2.)Blown ECM. It just randomly died on me while driving. Part cost me $1800+ from nissan dealership. Total cost to repair, well over $2300. You can get the ECM for about a 3rd that cost, but then you have to pay nissan to program it to your vehicle. Lose/lose for you.

3.) Blown or failing.....some kind of sensor located around the ignition switch(where you insert the key) that tells the ECM that your key is the correct key. Part cost $587. Total repair cost NOT including the other items I had fixed/replaced at the same visit due to extreme incompetence at the nissan service team.....around $750. Total bill was about $1300.

4.) My next electrical problem will be driving this POS to a dark country road, reporting it stolen, and then setting the damn thing on fire.


----------



## Amcip1 (Nov 16, 2020)

rogoman said:


> Your engine uses individual coil packs for each cylinder. Have you lost spark on every cylinder; if yes, then consider also changing the camshaft position sensor. Make sure the two fuses are good. Perform an ECU code readout with a scan tool to look for any fault codes that may be set; post the codes here on the forum.

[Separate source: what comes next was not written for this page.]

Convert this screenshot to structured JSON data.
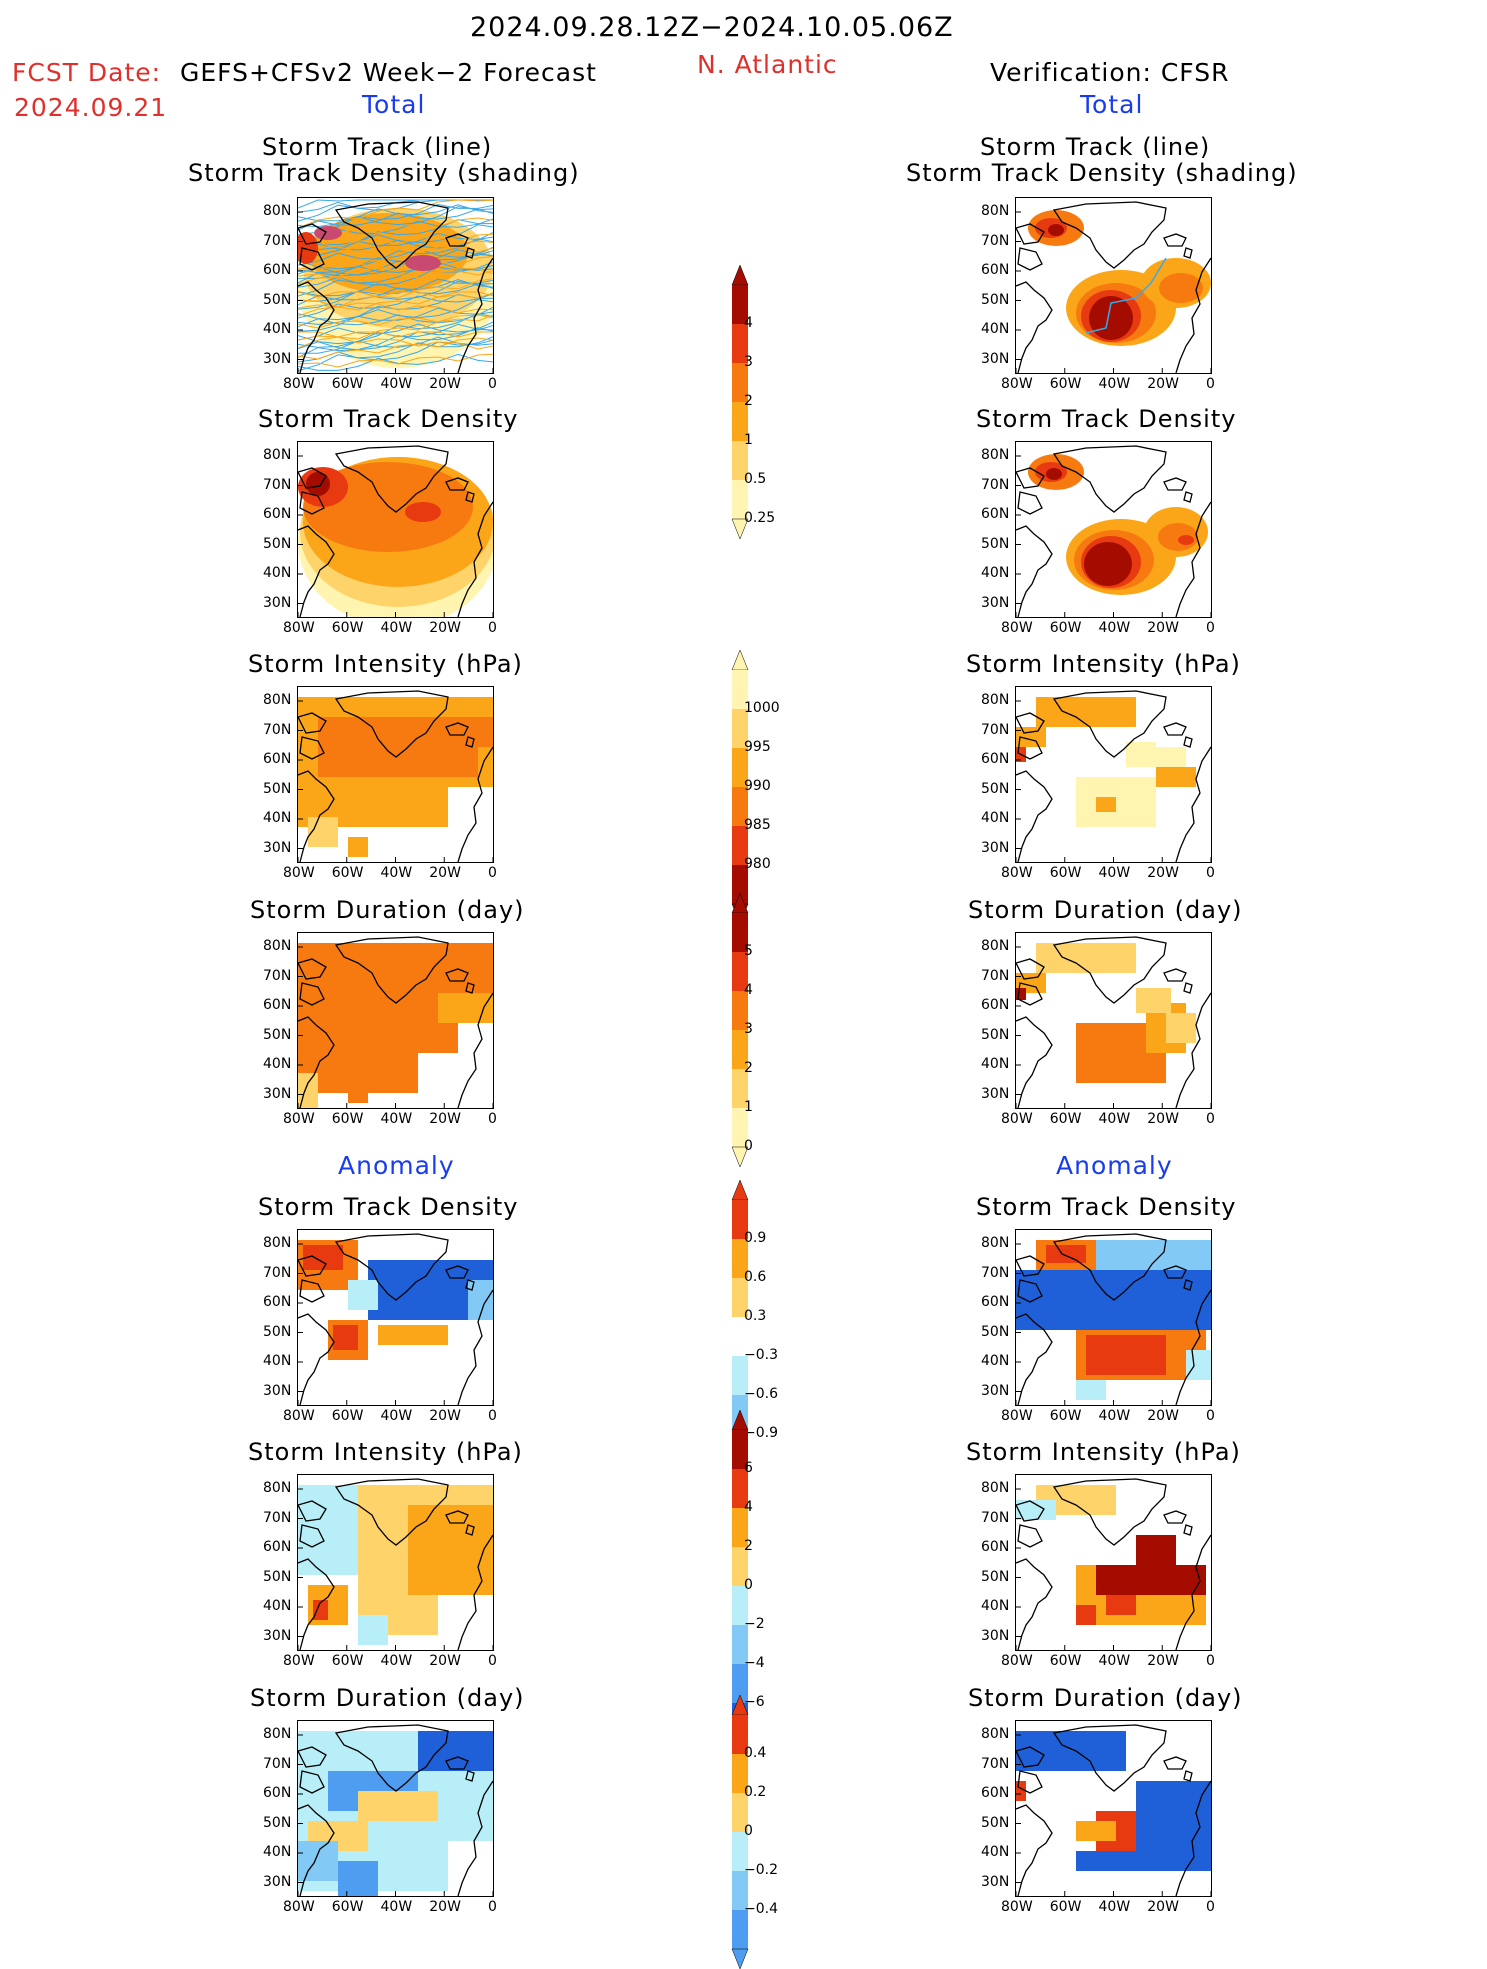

So far did a lot of checking but recently my scanner stop picking up codes the inside of the cabin relay was bad I swapped it with another relay it's working still no codes. I was told to check under the hood for an ignition relay there but I only found the egi relay which I guess is for the gas. Did not swap that as the other relays near look different. Is it worth it to swap a new one in? Thank you


----------



## smj999smj (Jan 1, 2006)

Amcip1 said:


> So far did a lot of checking but recently my scanner stop picking up codes the inside of the cabin relay was bad I swapped it with another relay it's working still no codes. I was told to check under the hood for an ignition relay there but I only found the egi relay which I guess is for the gas. Did not swap that as the other relays near look different. Is it worth it to swap a new one in? Thank you


You would be better off starting a new thread on your vehicle giving the year, engine, what the problem is and what you have done rather than tagging onto a 5-year old post. This way you get better attention to your specific problem and it doesn't get muddled by other posts not specific to yours.


----------